AAOS updates Clinical Practice Guideline for management of hip fractures in older adults

Dec. 22, 2021

The American Academy of Orthopaedic Surgeons (AAOS) issued an update to the Clinical Practice Guideline (CPG) for Management of Hip Fractures in Older Adults (age 55 years and older), replacing the 1st edition released in 2014, which initially covered a patient population of 65 years and older.

This edition of the guideline updates over 80% of the evidence-based recommendations included in the previous guideline to refine and improve treatment recommendations for hip fracture patients. Notably, the CPG highlights the important role an interdisciplinary care program plays in decreasing complications and improving outcomes for all hip fracture patients and how this approach to care is an integral component to support many of the recommendations included in this CPG.

The time to surgery following a hip fracture and implementing a multidisciplinary approach to patient care are two significant updates to the recommendations in this guideline. While moderate evidence in 2014 supported the recommendation that hip fracture surgery occurring within 48 hours of admission is associated with better outcomes, recent data from high volume centers with high performance hip fracture programs showed improved outcomes with surgery within 24 hours. The committee provided strong evidence to recommend surgery within 24 to 48 hours to recognize differences in resources available to support surgical care at various facilities.

Interdisciplinary programs that involve providers from multiple disciplines to co-manage individuals with hip fractures were strongly supported in the 2014 edition to improve functional outcomes for patients with mild to moderate dementia. The new recommendation provides strong evidence that expanding this approach to care for all patients with an interdisciplinary approach can decrease mortality and complications and result in improved outcomes.

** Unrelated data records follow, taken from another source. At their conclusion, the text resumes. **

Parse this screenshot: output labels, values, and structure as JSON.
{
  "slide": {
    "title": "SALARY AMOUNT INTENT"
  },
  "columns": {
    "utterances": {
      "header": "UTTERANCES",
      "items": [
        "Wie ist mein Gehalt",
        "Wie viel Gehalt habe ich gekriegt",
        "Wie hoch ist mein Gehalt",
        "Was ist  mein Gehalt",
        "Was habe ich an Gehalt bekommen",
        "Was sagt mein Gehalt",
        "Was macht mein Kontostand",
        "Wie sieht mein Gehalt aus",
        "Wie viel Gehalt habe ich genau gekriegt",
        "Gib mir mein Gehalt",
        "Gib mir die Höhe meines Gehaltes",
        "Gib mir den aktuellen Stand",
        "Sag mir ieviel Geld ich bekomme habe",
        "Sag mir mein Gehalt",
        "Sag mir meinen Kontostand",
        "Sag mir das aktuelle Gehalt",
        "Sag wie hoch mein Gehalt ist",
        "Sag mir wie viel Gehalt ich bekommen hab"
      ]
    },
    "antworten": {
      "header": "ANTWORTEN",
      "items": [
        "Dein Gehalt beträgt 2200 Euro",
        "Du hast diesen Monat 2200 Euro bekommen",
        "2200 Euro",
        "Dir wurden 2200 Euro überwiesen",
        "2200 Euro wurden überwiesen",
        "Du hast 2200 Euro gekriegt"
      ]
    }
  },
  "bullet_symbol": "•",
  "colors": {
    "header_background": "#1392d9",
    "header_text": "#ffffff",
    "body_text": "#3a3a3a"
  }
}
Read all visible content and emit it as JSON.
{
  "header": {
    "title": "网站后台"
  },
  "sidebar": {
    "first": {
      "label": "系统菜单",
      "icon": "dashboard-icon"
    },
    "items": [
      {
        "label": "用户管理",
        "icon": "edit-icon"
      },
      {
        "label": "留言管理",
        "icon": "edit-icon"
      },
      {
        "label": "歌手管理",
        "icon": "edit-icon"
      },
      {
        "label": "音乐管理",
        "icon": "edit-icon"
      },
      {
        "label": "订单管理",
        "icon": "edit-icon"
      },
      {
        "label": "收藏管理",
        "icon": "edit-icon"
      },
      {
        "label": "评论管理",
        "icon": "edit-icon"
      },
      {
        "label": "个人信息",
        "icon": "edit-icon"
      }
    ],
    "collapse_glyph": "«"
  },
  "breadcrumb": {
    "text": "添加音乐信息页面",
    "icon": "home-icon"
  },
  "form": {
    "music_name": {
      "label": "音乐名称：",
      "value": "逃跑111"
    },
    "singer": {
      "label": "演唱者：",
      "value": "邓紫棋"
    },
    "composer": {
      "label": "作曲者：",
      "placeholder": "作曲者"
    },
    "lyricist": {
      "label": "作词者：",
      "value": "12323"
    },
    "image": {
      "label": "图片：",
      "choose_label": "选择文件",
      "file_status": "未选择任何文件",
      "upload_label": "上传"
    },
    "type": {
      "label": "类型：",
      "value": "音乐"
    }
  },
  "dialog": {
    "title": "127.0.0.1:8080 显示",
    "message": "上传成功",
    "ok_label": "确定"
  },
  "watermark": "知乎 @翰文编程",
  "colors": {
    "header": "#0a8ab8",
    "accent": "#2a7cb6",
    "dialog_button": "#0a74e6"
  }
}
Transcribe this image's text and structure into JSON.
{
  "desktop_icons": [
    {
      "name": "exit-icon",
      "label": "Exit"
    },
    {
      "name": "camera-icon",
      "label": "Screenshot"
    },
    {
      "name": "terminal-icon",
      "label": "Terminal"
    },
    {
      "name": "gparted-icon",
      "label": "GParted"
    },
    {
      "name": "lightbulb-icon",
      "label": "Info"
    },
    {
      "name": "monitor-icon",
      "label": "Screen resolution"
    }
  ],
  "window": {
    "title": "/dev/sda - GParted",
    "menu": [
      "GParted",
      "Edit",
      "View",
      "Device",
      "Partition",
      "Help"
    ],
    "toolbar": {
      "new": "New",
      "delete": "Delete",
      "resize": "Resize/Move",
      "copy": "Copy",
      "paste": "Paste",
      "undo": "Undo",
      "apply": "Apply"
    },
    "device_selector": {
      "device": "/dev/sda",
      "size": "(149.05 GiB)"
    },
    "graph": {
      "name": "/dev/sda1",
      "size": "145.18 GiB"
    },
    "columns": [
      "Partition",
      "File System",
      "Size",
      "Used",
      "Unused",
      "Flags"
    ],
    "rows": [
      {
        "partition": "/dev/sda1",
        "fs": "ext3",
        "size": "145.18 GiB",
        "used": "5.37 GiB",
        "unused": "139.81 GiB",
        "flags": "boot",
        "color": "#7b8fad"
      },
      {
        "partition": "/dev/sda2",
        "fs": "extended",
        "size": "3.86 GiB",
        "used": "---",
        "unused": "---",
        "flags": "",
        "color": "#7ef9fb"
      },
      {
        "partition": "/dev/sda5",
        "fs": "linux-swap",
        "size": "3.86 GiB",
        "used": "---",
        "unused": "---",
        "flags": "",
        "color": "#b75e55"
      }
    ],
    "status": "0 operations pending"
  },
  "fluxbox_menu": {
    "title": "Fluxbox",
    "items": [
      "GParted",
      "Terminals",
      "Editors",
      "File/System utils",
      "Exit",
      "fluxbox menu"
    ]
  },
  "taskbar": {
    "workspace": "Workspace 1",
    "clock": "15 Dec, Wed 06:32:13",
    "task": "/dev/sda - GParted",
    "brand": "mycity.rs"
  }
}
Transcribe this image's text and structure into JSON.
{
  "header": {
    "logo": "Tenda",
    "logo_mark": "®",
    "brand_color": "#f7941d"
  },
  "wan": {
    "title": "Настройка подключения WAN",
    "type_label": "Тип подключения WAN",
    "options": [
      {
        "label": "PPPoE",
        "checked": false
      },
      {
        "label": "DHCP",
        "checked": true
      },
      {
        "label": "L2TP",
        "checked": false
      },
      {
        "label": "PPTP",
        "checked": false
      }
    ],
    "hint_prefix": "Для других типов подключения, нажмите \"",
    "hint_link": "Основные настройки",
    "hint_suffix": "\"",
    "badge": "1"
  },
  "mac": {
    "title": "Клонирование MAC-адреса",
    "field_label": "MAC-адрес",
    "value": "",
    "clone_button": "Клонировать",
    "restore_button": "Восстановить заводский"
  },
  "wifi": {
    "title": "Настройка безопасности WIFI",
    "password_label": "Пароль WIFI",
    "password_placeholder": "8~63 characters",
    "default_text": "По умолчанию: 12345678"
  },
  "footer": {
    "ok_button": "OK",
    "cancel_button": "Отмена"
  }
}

Additional highlights of the CPG include:

  • Cemented Femoral Stems - The guideline cites strong evidence (updated from moderate) supporting the use of cemented femoral stems for patients undergoing arthroplasty for femoral neck fractures, as they may benefit from reduced periprosthetic fracture risk and improved short time outcomes. However, the CPG does acknowledge that these data show a risk for increased surgical time and blood loss.
  • Surgical Approach - In patients undergoing treatment of femoral neck fractures with hip arthroplasty, the work group found that moderate evidence demonstrates no clear difference in measured outcomes or risk based on the surgical approach—direct anterior, lateral or posterior. This marks a change from the 2014 guidance, in which the posterior surgical approach was not favored because of higher dislocation rates; however, research published since then does not support the superiority of one surgical approach over another.
  • While this CPG evaluates 19 recommendations specifically related to surgical care for hip fractures, the development group did not review current literature or issue recommendations in regard important pre-and post-operative considerations such as preventative measures, bone health and osteoporosis. However, this omission should not imply that this information is not critical to the overall health of hip fracture patients.
  • Development of this CPG was a collaborative effort prepared by the AAOS Hip Fracture in Older Adults Guideline physician development group (clinical experts) with the assistance of the AAOS Clinical Quality and Value (CQV) Department (methodologists).

CPGs are not meant to be stand-alone documents, but rather serve as a point of reference and educational tool for both orthopaedic surgeons and healthcare professionals managing patients with hip fractures. CPGs recommend accepted approaches to treatment and/or diagnosis and are not intended to be a fixed protocol for treatment or diagnosis. Patient care and treatment should always be based on a clinician’s independent medical judgment, giving the individual patient’s specific clinical circumstances.